Vincent, a young modern day artist who shares the same first name as Van Gogh, finds himself inexplicably terrorized by the colour the famous artist loved most: yellow.

It was six months before I told her. Didn’t want her thinking I was ... imagining things. Usually, I could ignore It, but though I worked and tried for long periods not to see through my peripheral vision, I was aware, as if someone was standing close by, that something was in the room while I was painting. Although the walls were blue and the floor mainly green, the overriding impression was of yellow, not a happy, vital yellow but one that had a clinging thickness to it, suffocating. Did Van Gogh really love his yellow house? More than the asylum, I suppose.
The shutters are dark viridian-like leaves opening inwards, not inviting but propelling me back into the room. I’m going nowhere.

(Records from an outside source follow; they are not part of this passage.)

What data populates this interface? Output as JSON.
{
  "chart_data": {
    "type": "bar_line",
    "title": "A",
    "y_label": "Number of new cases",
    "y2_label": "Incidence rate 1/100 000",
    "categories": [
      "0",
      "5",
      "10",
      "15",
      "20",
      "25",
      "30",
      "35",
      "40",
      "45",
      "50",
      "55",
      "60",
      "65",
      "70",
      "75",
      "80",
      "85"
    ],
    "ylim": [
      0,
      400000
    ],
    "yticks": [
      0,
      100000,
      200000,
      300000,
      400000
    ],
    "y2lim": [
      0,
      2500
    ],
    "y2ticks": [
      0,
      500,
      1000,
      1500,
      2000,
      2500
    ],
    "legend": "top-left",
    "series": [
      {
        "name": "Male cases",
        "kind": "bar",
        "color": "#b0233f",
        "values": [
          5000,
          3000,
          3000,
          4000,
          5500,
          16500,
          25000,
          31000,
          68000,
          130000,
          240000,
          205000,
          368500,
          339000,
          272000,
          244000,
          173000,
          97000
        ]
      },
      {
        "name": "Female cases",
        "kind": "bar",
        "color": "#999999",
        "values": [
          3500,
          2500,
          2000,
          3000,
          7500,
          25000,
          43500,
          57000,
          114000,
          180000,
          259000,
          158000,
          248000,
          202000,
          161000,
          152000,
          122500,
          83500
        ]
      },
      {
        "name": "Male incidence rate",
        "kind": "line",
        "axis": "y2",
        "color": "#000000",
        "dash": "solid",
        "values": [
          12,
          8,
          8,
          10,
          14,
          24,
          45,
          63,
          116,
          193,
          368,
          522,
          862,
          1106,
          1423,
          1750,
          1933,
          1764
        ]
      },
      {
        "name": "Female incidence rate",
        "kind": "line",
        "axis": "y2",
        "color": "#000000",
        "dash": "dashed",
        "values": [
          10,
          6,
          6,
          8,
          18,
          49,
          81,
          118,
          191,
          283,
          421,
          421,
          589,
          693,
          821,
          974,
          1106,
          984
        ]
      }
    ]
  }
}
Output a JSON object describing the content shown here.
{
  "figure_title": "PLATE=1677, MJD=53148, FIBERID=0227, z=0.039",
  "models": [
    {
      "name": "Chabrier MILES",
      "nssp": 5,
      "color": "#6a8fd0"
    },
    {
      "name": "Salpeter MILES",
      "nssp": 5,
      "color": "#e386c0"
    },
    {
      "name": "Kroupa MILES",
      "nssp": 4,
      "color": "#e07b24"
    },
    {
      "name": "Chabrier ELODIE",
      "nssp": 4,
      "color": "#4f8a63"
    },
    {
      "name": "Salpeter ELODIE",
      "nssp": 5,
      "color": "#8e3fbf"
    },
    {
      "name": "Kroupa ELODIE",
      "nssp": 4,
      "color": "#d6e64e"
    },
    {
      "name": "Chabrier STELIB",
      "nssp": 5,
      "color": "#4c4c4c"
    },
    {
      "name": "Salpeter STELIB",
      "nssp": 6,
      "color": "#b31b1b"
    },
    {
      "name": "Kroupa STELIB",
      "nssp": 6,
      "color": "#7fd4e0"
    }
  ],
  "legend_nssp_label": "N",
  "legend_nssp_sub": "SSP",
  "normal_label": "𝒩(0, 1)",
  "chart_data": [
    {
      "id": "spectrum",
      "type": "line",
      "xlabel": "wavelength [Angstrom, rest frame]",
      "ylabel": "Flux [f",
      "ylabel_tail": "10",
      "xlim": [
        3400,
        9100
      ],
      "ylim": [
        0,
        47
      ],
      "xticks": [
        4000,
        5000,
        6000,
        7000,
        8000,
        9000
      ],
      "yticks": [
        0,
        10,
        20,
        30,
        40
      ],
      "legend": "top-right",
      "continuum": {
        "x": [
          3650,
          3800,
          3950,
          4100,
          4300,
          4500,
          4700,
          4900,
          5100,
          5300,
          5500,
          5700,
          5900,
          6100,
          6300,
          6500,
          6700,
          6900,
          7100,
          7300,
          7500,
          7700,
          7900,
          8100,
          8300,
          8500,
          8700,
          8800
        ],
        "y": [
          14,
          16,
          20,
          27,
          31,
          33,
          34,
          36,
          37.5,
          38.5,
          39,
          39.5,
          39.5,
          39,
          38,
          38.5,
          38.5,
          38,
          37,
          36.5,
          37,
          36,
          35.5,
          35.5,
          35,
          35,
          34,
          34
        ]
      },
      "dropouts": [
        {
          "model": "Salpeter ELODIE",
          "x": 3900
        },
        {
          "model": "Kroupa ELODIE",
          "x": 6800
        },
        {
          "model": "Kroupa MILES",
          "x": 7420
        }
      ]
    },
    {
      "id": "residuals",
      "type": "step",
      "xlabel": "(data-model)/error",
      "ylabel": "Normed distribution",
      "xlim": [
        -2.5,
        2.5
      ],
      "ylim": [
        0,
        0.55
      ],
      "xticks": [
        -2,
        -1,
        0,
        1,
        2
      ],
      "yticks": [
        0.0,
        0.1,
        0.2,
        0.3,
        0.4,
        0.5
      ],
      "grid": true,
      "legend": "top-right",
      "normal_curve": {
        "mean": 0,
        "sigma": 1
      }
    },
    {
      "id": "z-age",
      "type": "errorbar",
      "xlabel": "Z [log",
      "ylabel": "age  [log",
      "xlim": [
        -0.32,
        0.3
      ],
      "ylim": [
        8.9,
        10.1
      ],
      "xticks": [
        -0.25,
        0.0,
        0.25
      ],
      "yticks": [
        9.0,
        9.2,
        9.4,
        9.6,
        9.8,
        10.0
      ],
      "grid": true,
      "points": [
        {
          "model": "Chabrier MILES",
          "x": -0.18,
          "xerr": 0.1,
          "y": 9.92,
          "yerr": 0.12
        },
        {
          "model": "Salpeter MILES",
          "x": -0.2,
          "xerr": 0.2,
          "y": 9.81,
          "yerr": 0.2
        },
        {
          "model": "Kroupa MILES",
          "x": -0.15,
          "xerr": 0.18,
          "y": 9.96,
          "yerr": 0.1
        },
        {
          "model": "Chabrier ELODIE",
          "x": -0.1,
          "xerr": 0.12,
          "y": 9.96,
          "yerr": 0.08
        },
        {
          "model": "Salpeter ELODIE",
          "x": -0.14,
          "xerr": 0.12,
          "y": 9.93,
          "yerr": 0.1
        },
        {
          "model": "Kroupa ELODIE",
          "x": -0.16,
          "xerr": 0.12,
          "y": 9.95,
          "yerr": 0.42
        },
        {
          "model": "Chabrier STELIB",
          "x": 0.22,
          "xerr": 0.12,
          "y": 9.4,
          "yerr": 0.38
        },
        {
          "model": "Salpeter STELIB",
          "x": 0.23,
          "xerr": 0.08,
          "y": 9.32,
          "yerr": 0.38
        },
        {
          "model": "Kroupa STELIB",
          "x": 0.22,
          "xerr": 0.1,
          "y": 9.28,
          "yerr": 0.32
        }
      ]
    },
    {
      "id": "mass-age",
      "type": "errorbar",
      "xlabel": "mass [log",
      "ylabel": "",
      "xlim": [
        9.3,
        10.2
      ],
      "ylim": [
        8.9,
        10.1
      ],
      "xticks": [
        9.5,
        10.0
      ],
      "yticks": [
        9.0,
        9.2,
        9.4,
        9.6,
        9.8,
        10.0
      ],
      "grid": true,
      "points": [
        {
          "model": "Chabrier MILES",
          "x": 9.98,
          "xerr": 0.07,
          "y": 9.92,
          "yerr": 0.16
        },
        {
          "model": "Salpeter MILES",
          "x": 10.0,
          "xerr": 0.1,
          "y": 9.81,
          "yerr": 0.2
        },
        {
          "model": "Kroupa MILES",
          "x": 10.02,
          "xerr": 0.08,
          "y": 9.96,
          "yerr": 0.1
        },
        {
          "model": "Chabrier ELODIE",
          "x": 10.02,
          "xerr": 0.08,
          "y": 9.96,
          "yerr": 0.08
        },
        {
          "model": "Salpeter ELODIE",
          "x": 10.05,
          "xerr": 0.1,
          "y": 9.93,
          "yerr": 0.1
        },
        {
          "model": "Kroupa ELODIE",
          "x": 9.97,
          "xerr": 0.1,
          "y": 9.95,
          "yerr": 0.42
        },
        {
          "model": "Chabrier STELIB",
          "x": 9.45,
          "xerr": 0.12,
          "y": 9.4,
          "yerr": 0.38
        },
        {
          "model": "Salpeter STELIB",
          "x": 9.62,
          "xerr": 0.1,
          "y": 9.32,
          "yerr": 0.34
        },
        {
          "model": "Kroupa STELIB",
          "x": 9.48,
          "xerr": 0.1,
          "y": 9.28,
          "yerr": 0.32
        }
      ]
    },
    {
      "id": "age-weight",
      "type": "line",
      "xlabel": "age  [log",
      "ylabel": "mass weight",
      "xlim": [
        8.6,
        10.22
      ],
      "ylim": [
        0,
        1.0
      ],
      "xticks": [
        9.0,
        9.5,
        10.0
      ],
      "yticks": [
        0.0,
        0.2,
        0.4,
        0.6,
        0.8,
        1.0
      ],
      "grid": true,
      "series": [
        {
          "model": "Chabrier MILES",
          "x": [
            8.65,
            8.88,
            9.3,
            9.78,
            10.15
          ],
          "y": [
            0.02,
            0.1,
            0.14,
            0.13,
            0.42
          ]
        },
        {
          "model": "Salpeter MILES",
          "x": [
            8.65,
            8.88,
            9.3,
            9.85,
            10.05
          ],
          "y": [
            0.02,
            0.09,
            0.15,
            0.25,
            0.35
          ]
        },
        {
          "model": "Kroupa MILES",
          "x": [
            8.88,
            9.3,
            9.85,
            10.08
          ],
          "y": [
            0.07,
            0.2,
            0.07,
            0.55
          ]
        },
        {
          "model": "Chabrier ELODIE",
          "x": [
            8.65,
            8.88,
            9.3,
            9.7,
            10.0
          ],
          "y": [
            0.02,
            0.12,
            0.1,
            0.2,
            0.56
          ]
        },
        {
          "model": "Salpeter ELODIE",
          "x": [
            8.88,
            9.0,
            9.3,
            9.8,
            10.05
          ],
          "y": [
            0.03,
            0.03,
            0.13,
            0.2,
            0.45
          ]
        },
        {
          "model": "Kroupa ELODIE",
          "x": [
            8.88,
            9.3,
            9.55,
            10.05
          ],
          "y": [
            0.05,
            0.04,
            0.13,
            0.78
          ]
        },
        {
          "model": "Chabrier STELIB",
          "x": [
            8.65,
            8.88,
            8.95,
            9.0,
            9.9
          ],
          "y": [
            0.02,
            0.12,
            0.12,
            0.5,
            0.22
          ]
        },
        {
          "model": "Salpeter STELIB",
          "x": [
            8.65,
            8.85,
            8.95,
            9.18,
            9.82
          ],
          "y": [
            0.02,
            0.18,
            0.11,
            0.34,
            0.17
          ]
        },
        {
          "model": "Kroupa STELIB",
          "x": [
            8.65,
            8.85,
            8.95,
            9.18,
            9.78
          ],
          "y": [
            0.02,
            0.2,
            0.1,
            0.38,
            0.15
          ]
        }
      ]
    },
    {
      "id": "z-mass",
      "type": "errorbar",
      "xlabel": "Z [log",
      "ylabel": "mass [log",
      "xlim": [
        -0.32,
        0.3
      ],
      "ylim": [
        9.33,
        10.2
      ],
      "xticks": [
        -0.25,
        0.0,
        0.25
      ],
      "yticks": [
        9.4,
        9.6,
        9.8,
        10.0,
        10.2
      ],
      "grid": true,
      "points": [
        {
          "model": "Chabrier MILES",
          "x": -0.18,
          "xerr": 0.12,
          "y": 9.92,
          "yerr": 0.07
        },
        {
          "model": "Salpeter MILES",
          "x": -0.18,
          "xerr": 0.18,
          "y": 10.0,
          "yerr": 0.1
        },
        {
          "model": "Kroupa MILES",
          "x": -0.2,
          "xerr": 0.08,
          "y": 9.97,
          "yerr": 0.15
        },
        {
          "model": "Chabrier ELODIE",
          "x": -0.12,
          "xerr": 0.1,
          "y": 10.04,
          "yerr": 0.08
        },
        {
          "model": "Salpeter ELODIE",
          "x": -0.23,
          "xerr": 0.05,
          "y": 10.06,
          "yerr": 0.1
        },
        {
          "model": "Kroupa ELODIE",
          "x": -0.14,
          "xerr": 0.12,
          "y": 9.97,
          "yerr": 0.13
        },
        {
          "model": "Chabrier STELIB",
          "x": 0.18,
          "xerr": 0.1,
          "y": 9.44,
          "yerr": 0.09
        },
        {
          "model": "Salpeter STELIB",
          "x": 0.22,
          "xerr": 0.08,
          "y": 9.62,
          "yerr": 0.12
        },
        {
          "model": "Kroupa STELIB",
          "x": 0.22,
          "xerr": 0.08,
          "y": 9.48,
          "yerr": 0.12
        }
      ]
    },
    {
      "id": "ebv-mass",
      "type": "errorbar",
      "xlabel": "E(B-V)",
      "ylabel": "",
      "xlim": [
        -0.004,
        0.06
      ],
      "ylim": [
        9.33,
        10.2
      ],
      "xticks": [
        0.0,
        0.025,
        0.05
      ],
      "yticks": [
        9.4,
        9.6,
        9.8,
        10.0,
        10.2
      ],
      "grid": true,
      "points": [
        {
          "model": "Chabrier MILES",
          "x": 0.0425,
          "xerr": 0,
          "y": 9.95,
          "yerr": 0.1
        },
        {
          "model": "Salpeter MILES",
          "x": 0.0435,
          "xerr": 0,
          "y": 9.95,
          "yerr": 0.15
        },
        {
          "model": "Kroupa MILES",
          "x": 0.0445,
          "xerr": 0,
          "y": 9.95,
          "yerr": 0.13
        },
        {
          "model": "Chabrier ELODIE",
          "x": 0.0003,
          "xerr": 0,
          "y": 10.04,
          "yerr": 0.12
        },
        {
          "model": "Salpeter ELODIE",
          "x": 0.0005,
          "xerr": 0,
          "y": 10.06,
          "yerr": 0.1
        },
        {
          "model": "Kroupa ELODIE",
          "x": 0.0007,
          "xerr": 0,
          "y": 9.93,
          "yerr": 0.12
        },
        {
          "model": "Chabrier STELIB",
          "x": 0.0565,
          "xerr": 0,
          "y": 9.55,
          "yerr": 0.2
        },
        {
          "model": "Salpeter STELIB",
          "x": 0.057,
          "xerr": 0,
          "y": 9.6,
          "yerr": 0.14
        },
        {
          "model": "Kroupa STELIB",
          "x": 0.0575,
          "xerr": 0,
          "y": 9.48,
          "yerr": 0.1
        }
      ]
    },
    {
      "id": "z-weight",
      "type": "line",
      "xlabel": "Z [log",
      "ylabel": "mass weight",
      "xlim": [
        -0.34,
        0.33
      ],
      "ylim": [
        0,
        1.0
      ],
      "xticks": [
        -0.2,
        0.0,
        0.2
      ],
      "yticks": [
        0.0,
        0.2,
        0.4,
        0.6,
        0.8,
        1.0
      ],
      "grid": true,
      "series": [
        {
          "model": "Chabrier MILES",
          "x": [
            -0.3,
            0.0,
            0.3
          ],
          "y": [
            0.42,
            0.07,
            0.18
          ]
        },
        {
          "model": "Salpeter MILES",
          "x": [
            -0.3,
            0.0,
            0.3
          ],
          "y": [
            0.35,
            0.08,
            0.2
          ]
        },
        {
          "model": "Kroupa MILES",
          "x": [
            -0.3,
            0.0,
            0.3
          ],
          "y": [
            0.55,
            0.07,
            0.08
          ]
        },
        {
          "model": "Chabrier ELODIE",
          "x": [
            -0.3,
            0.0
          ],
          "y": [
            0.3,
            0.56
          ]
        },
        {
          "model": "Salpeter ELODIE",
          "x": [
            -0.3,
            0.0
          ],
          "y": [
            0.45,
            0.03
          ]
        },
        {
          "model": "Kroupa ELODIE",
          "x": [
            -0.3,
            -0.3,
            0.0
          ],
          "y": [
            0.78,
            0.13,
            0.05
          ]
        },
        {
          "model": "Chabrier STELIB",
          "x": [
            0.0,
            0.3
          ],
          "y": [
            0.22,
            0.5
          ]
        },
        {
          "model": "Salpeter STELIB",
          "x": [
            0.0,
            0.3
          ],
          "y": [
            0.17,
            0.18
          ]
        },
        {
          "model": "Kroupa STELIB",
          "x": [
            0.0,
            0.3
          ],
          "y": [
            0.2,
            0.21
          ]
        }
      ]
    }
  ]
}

That night, Jo said I’d woken up, or appeared awake because my eyes were open and I’d walked across the room to the window and started looking for a way out, fumbling with the locks and stepping back then going forward to try again. I did this five or so times when she got up and led me back to bed, not worried that I would fall (just three feet to the ground), but wondering where would I go? I couldn’t tell her. I had no memory of getting out of bed.
       I tried my best, from then on, not to see It but then came summer and It was everywhere. I resented the sunflowers in the shops, on cards, in windows, in galleries; their colour, a bludgeon to the senses, an affront to morning hangovers, their brightness surely deepening by contrast, the mood of the most depressed. Why he loved them; I’ll never know. They grow strong and tall and when you look away they turn their dark round malevolent faces on you.